Fianna Fáil leader Micheál Martin has said that his party will not oppose the nomination of Enda Kenny as Taoiseach, breaking the tradition of the opposition backing their own candidate.
Deputy Martin said it was clear that Fine Gael and Labour had received a mandate from the people, and his party would not support any other candidate.
"‘We will not follow the example, set in recent years, of manoeuvring to oppose everything for the sake of popularity," the Fianna Fáil leader said.
Mr Martin said Fianna Fáil would provide "constructive opposition" in the Dail.
He pledged not to oppose everything for the sake of popularity.
“It is my intention that Fianna Fail will provide an opposition that is both assertive and constructive,” he said.
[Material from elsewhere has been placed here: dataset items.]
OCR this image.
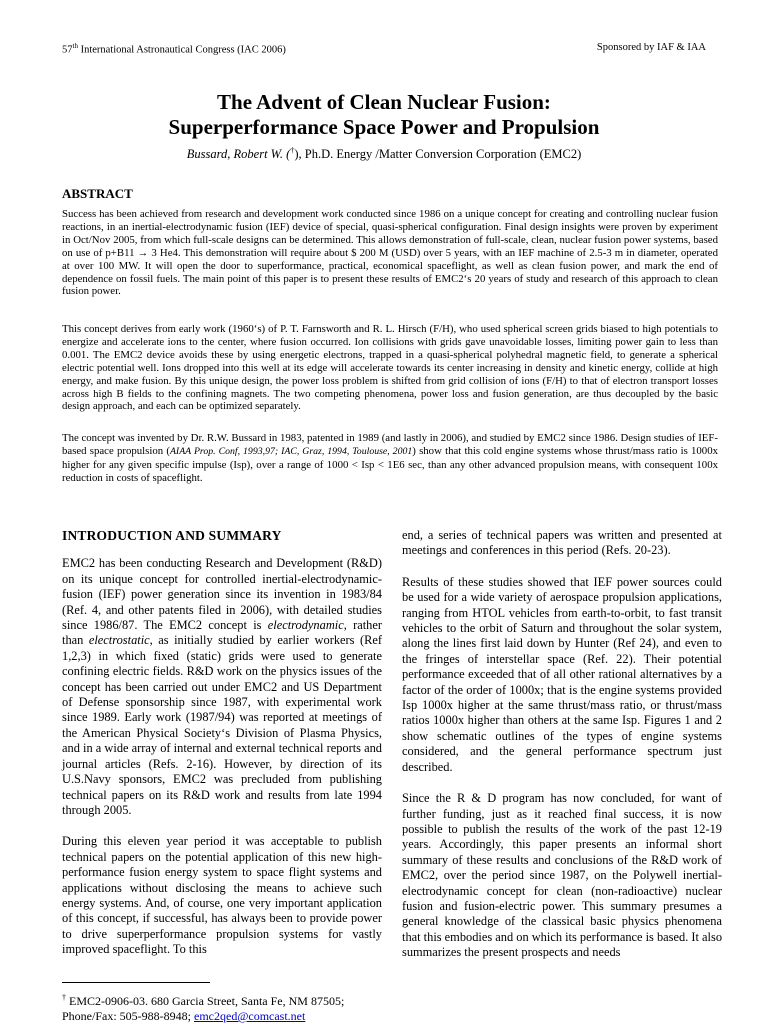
57th International Astronautical Congress (IAC 2006)	Sponsored by IAF & IAA
The Advent of Clean Nuclear Fusion:
Superperformance Space Power and Propulsion
Bussard, Robert W. (†), Ph.D. Energy /Matter Conversion Corporation (EMC2)
ABSTRACT

Success has been achieved from research and development work conducted since 1986 on a unique concept for creating and controlling nuclear fusion reactions, in an inertial-electrodynamic fusion (IEF) device of special, quasi-spherical configuration. Final design insights were proven by experiment in Oct/Nov 2005, from which full-scale designs can be determined. This allows demonstration of full-scale, clean, nuclear fusion power systems, based on use of p+B11 → 3 He4. This demonstration will require about $ 200 M (USD) over 5 years, with an IEF machine of 2.5-3 m in diameter, operated at over 100 MW. It will open the door to superformance, practical, economical spaceflight, as well as clean fusion power, and mark the end of dependence on fossil fuels. The main point of this paper is to present these results of EMC2‘s 20 years of study and research of this approach to clean fusion power.

This concept derives from early work (1960‘s) of P. T. Farnsworth and R. L. Hirsch (F/H), who used spherical screen grids biased to high potentials to energize and accelerate ions to the center, where fusion occurred. Ion collisions with grids gave unavoidable losses, limiting power gain to less than 0.001. The EMC2 device avoids these by using energetic electrons, trapped in a quasi-spherical polyhedral magnetic field, to generate a spherical electric potential well. Ions dropped into this well at its edge will accelerate towards its center increasing in density and kinetic energy, collide at high energy, and make fusion. By this unique design, the power loss problem is shifted from grid collision of ions (F/H) to that of electron transport losses across high B fields to the confining magnets. The two competing phenomena, power loss and fusion generation, are thus decoupled by the basic design approach, and each can be optimized separately.

The concept was invented by Dr. R.W. Bussard in 1983, patented in 1989 (and lastly in 2006), and studied by EMC2 since 1986. Design studies of IEF-based space propulsion (AIAA Prop. Conf, 1993,97; IAC, Graz, 1994, Toulouse, 2001) show that this cold engine systems whose thrust/mass ratio is 1000x higher for any given specific impulse (Isp), over a range of 1000 < Isp < 1E6 sec, than any other advanced propulsion means, with consequent 100x reduction in costs of spaceflight.

INTRODUCTION AND SUMMARY

EMC2 has been conducting Research and Development (R&D) on its unique concept for controlled inertial-electrodynamic-fusion (IEF) power generation since its invention in 1983/84 (Ref. 4, and other patents filed in 2006), with detailed studies since 1986/87. The EMC2 concept is electrodynamic, rather than electrostatic, as initially studied by earlier workers (Ref 1,2,3) in which fixed (static) grids were used to generate confining electric fields. R&D work on the physics issues of the concept has been carried out under EMC2 and US Department of Defense sponsorship since 1987, with experimental work since 1989. Early work (1987/94) was reported at meetings of the American Physical Society‘s Division of Plasma Physics, and in a wide array of internal and external technical reports and journal articles (Refs. 2-16). However, by direction of its U.S.Navy sponsors, EMC2 was precluded from publishing technical papers on its R&D work and results from late 1994 through 2005.

During this eleven year period it was acceptable to publish technical papers on the potential application of this new high-performance fusion energy system to space flight systems and applications without disclosing the means to achieve such energy systems. And, of course, one very important application of this concept, if successful, has always been to provide power to drive superperformance propulsion systems for vastly improved spaceflight. To this

end, a series of technical papers was written and presented at meetings and conferences in this period (Refs. 20-23).

Results of these studies showed that IEF power sources could be used for a wide variety of aerospace propulsion applications, ranging from HTOL vehicles from earth-to-orbit, to fast transit vehicles to the orbit of Saturn and throughout the solar system, along the lines first laid down by Hunter (Ref 24), and even to the fringes of interstellar space (Ref. 22). Their potential performance exceeded that of all other rational alternatives by a factor of the order of 1000x; that is the engine systems provided Isp 1000x higher at the same thrust/mass ratio, or thrust/mass ratios 1000x higher than others at the same Isp. Figures 1 and 2 show schematic outlines of the types of engine systems considered, and the general performance spectrum just described.

Since the R & D program has now concluded, for want of further funding, just as it reached final success, it is now possible to publish the results of the work of the past 12-19 years. Accordingly, this paper presents an informal short summary of these results and conclusions of the R&D work of EMC2, over the period since 1987, on the Polywell inertial-electrodynamic concept for clean (non-radioactive) nuclear fusion and fusion-electric power. This summary presumes a general knowledge of the classical basic physics phenomena that this embodies and on which its performance is based. It also summarizes the present prospects and needs

† EMC2-0906-03. 680 Garcia Street, Santa Fe, NM 87505;
Phone/Fax: 505-988-8948; emc2qed@comcast.net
Mr Kenny was nominated by Fine Gael's Simon Harris, youngest of 166 TDs at 24, who said "the period of mourning was over" for Ireland.
The nomination was seconded by Labour's Ciara Conway.
However the nomination of Kenny was opposed by Joe Higgins of the Socialist Party, one of the nominated speakers of the 16-member technical group of Independents.
Flanked by independents and left-leaning TDs, he claimed the Fine Gael/Labour coalition’s programme for government was a “grotesque betrayal” of the democratic revolution of the people.
“A vote for Deputy Kenny as Taoiseach is a vote not for revolution, not for change, but for counter-revolution and more of the same,” he said in an impassioned address.
He warned the programme of “savage austerity” would not go unchallenged.